Technical workers were already prepping me. The surgeons would not be there until perhaps seven. They wanted me asleep, to set me up, to make sure I was stable, to be ready for the operation to begin. A precious package that had my name on it was now in the theatre. A liver on ice in an Esky, possibly having been flown in by private jet. By now, it had been placed in a machine perfusion device, which keeps the liver pumping and alive. The contents of the package was waiting.
‘You’re going to go to sleep now, Lucie,’ the anaesthetist said. I don’t remember any more.
‘Just breathe’
‘Lucie, you’re on a ventilator. Just breathe.’
This had been my worst fear out of the entire procedure.
They warned me I would have to be woken up and ventilated, which is rare, very rare. They have to do it. They have to 100 per cent know that you can breathe on your own when you’re awake.

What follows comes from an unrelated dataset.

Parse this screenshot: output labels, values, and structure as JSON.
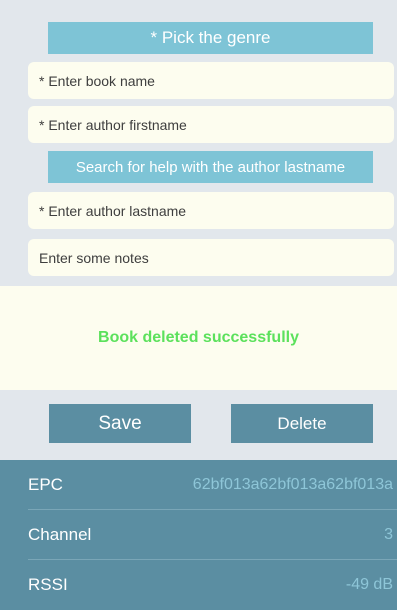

My nine-hour surgery had been a success, but then they’d kept me asleep on the ventilator for my body to stabilise and relax for another seven hours. And now it was time to make sure I could breathe on my own.

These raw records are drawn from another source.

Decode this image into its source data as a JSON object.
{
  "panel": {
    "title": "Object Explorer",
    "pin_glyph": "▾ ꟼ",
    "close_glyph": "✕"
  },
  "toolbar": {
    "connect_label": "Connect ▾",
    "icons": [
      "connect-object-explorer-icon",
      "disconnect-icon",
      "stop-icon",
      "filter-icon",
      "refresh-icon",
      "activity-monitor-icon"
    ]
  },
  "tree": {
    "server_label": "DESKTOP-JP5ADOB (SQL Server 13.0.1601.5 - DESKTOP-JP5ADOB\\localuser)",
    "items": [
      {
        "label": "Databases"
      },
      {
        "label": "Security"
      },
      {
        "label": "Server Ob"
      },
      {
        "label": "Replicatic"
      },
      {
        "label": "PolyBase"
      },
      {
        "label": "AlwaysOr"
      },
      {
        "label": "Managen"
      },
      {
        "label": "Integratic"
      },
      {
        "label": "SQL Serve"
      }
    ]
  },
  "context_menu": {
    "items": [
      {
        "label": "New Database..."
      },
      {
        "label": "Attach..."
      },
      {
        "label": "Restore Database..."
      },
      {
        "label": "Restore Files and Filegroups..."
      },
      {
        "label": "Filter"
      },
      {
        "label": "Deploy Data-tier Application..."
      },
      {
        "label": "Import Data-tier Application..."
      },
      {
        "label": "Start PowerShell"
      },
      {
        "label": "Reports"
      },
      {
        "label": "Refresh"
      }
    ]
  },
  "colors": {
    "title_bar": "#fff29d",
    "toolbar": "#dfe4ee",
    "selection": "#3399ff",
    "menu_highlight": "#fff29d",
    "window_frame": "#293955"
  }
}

‘We’d like you to stay on it as long as possible,’ the anaesthetist said calmly.
It’s funny how the phrase ‘It’s never as bad as you think it will be …’ is so often true. It wasn’t one of those face mask type of ventilators. It was a tube that went in my mouth and down my throat.

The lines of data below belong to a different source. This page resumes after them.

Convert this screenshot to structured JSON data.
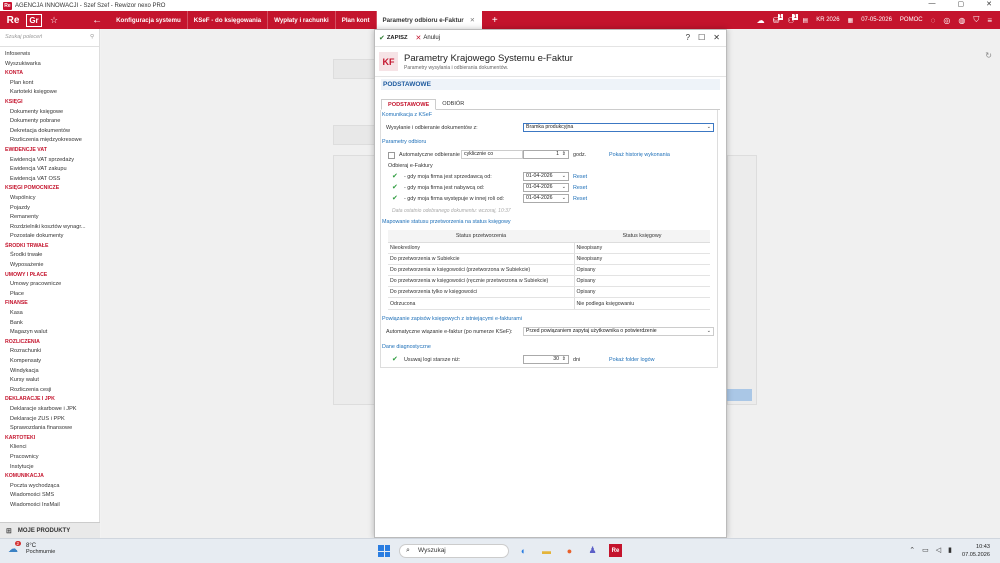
{
  "window": {
    "app_icon": "Re",
    "title": "AGENCJA INNOWACJI - Szef Szef - Rewizor nexo PRO",
    "controls": [
      "—",
      "▢",
      "✕"
    ]
  },
  "toolbar": {
    "logo": "Re",
    "logo2": "Gr",
    "tabs": [
      "Konfiguracja systemu",
      "KSeF - do księgowania",
      "Wypłaty i rachunki",
      "Plan kont",
      "Parametry odbioru e-Faktur"
    ],
    "active_tab_close": "✕",
    "right": {
      "badge1": "1",
      "badge2": "1",
      "year": "KR 2026",
      "date": "07-05-2026",
      "help": "POMOC"
    }
  },
  "sidebar": {
    "search_placeholder": "Szukaj poleceń",
    "items": [
      {
        "t": "Infoserwis",
        "k": "top"
      },
      {
        "t": "Wyszukiwarka",
        "k": "top"
      },
      {
        "t": "KONTA",
        "k": "sec"
      },
      {
        "t": "Plan kont",
        "k": "it"
      },
      {
        "t": "Kartoteki księgowe",
        "k": "it"
      },
      {
        "t": "KSIĘGI",
        "k": "sec"
      },
      {
        "t": "Dokumenty księgowe",
        "k": "it"
      },
      {
        "t": "Dokumenty pobrane",
        "k": "it"
      },
      {
        "t": "Dekretacja dokumentów",
        "k": "it"
      },
      {
        "t": "Rozliczenia międzyokresowe",
        "k": "it"
      },
      {
        "t": "EWIDENCJE VAT",
        "k": "sec"
      },
      {
        "t": "Ewidencja VAT sprzedaży",
        "k": "it"
      },
      {
        "t": "Ewidencja VAT zakupu",
        "k": "it"
      },
      {
        "t": "Ewidencja VAT OSS",
        "k": "it"
      },
      {
        "t": "KSIĘGI POMOCNICZE",
        "k": "sec"
      },
      {
        "t": "Wspólnicy",
        "k": "it"
      },
      {
        "t": "Pojazdy",
        "k": "it"
      },
      {
        "t": "Remanenty",
        "k": "it"
      },
      {
        "t": "Rozdzielniki kosztów wynagr...",
        "k": "it"
      },
      {
        "t": "Pozostałe dokumenty",
        "k": "it"
      },
      {
        "t": "ŚRODKI TRWAŁE",
        "k": "sec"
      },
      {
        "t": "Środki trwałe",
        "k": "it"
      },
      {
        "t": "Wyposażenie",
        "k": "it"
      },
      {
        "t": "UMOWY I PŁACE",
        "k": "sec"
      },
      {
        "t": "Umowy pracownicze",
        "k": "it"
      },
      {
        "t": "Płace",
        "k": "it"
      },
      {
        "t": "FINANSE",
        "k": "sec"
      },
      {
        "t": "Kasa",
        "k": "it"
      },
      {
        "t": "Bank",
        "k": "it"
      },
      {
        "t": "Magazyn walut",
        "k": "it"
      },
      {
        "t": "ROZLICZENIA",
        "k": "sec"
      },
      {
        "t": "Rozrachunki",
        "k": "it"
      },
      {
        "t": "Kompensaty",
        "k": "it"
      },
      {
        "t": "Windykacja",
        "k": "it"
      },
      {
        "t": "Kursy walut",
        "k": "it"
      },
      {
        "t": "Rozliczenia cesji",
        "k": "it"
      },
      {
        "t": "DEKLARACJE I JPK",
        "k": "sec"
      },
      {
        "t": "Deklaracje skarbowe i JPK",
        "k": "it"
      },
      {
        "t": "Deklaracje ZUS i PPK",
        "k": "it"
      },
      {
        "t": "Sprawozdania finansowe",
        "k": "it"
      },
      {
        "t": "KARTOTEKI",
        "k": "sec"
      },
      {
        "t": "Klienci",
        "k": "it"
      },
      {
        "t": "Pracownicy",
        "k": "it"
      },
      {
        "t": "Instytucje",
        "k": "it"
      },
      {
        "t": "KOMUNIKACJA",
        "k": "sec"
      },
      {
        "t": "Poczta wychodząca",
        "k": "it"
      },
      {
        "t": "Wiadomości SMS",
        "k": "it"
      },
      {
        "t": "Wiadomości InsMail",
        "k": "it"
      }
    ],
    "my_products": "MOJE PRODUKTY"
  },
  "dialog": {
    "save": "ZAPISZ",
    "cancel": "Anuluj",
    "help": "?",
    "kf": "KF",
    "title": "Parametry Krajowego Systemu e-Faktur",
    "subtitle": "Parametry wysyłania i odbierania dokumentów.",
    "section": "PODSTAWOWE",
    "tabs": [
      "PODSTAWOWE",
      "ODBIÓR"
    ],
    "komunikacja": {
      "header": "Komunikacja z KSeF",
      "label": "Wysyłanie i odbieranie dokumentów z:",
      "value": "Bramka produkcyjna"
    },
    "parametry": {
      "header": "Parametry odbioru",
      "auto_label": "Automatyczne odbieranie",
      "auto_value": "cyklicznie co",
      "interval": "1",
      "unit": "godz.",
      "history_link": "Pokaż historię wykonania",
      "odbieraj": "Odbieraj e-Faktury",
      "rows": [
        {
          "label": "- gdy moja firma jest sprzedawcą od:",
          "date": "01-04-2026",
          "reset": "Reset"
        },
        {
          "label": "- gdy moja firma jest nabywcą od:",
          "date": "01-04-2026",
          "reset": "Reset"
        },
        {
          "label": "- gdy moja firma występuje w innej roli od:",
          "date": "01-04-2026",
          "reset": "Reset"
        }
      ],
      "last": "Data ostatnio odebranego dokumentu: wczoraj, 10:37"
    },
    "mapping": {
      "header": "Mapowanie statusu przetworzenia na status księgowy",
      "col1": "Status przetworzenia",
      "col2": "Status księgowy",
      "rows": [
        [
          "Nieokreślony",
          "Nieopisany"
        ],
        [
          "Do przetworzenia w Subiekcie",
          "Nieopisany"
        ],
        [
          "Do przetworzenia w księgowości (przetworzona w Subiekcie)",
          "Opisany"
        ],
        [
          "Do przetworzenia w księgowości (ręcznie przetworzona w Subiekcie)",
          "Opisany"
        ],
        [
          "Do przetworzenia tylko w księgowości",
          "Opisany"
        ],
        [
          "Odrzucona",
          "Nie podlega księgowaniu"
        ]
      ]
    },
    "powiazanie": {
      "header": "Powiązanie zapisów księgowych z istniejącymi e-fakturami",
      "label": "Automatyczne wiązanie e-faktur (po numerze KSeF):",
      "value": "Przed powiązaniem zapytaj użytkownika o potwierdzenie"
    },
    "diag": {
      "header": "Dane diagnostyczne",
      "label": "Usuwaj logi starsze niż:",
      "value": "30",
      "unit": "dni",
      "link": "Pokaż folder logów"
    }
  },
  "taskbar": {
    "weather_badge": "2",
    "temp": "8°C",
    "condition": "Pochmurnie",
    "search": "Wyszukaj",
    "time": "10:43",
    "date": "07.05.2026"
  }
}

I breathed calmly over it, and she said, ‘If it’s getting bad, just let me know.’
I managed a few more minutes of just breathing, focusing on the Yarra Valley campsite and the river I love so much, and floating down it with my children. The light was coming in, dappling on the surface. My hand went into the cold water. I was there. I wasn’t in intensive care.
‘I think that’s all I can do now,’ I mumbled to the anaesthetist.
‘That’s fine,’ she said, and with one movement it was removed very easily.
I was breathing on my own. I was alive. The operation had worked.
I asked to call my husband. They put the phone to my ear. ‘I did it. I did it,’ I said down the line. ‘We did it.’
‘I’m so happy,’ he said. ‘They let me in earlier. They let me hold your hand briefly when you were still under. I’m so happy.’
That’s all I could manage. I just wanted him to know, from me, I was okay.
I would eventually call Mitch too; his openness about his pioneering transplant had now played a serendipitous role in saving not just one mother, but two.
Of course, even though I was okay, there was still a long way to go to really fully come back to life. I may now have been cured of terminal cancer, which I’d fought for five years, but in the following days, I would remain in intensive care. “Recovery doesn’t always go in a straight line,” the excellent liver team kept telling me. They would be right.
Tubes, a mainline in my neck, a massive drain around the wound. Other tubes in my hand. Multiple medications and infusions happening at all times.
Amazingly however a physio, even on that first day, helped me to a chair with all the tubes as part of the protocol to make sure your body doesn’t clot, to keep moving. I even managed, with the help of a frame, to walk some steps around intensive care, and then straight to bed again. Thankfully, the daily ocean swimming and walking I’d done while waiting for the transplant helped.
The next days are now quite a blur, but they involved a lot of pain, a lot of sickness, as my body tried to grapple with the surgical assault.
At one point, they wheeled me out into the terrace just off intensive care, and I felt the sun on my cheeks. It was the first time I was able to pause and take in this incredible, miraculous gift — the result of an Australian passing away and being so generous, thinking of someone else. Having signed up to the organ-donation program, possibly, and either way their family would have been asked if they gave permission.
I put my hand over my wound for the first time and said, ‘Thank you.’
This is an edited extract from Processed: How the processed meat industry is killing us with the food we love, by Lucie Morris-Marr (Allen & Unwin, February 2025).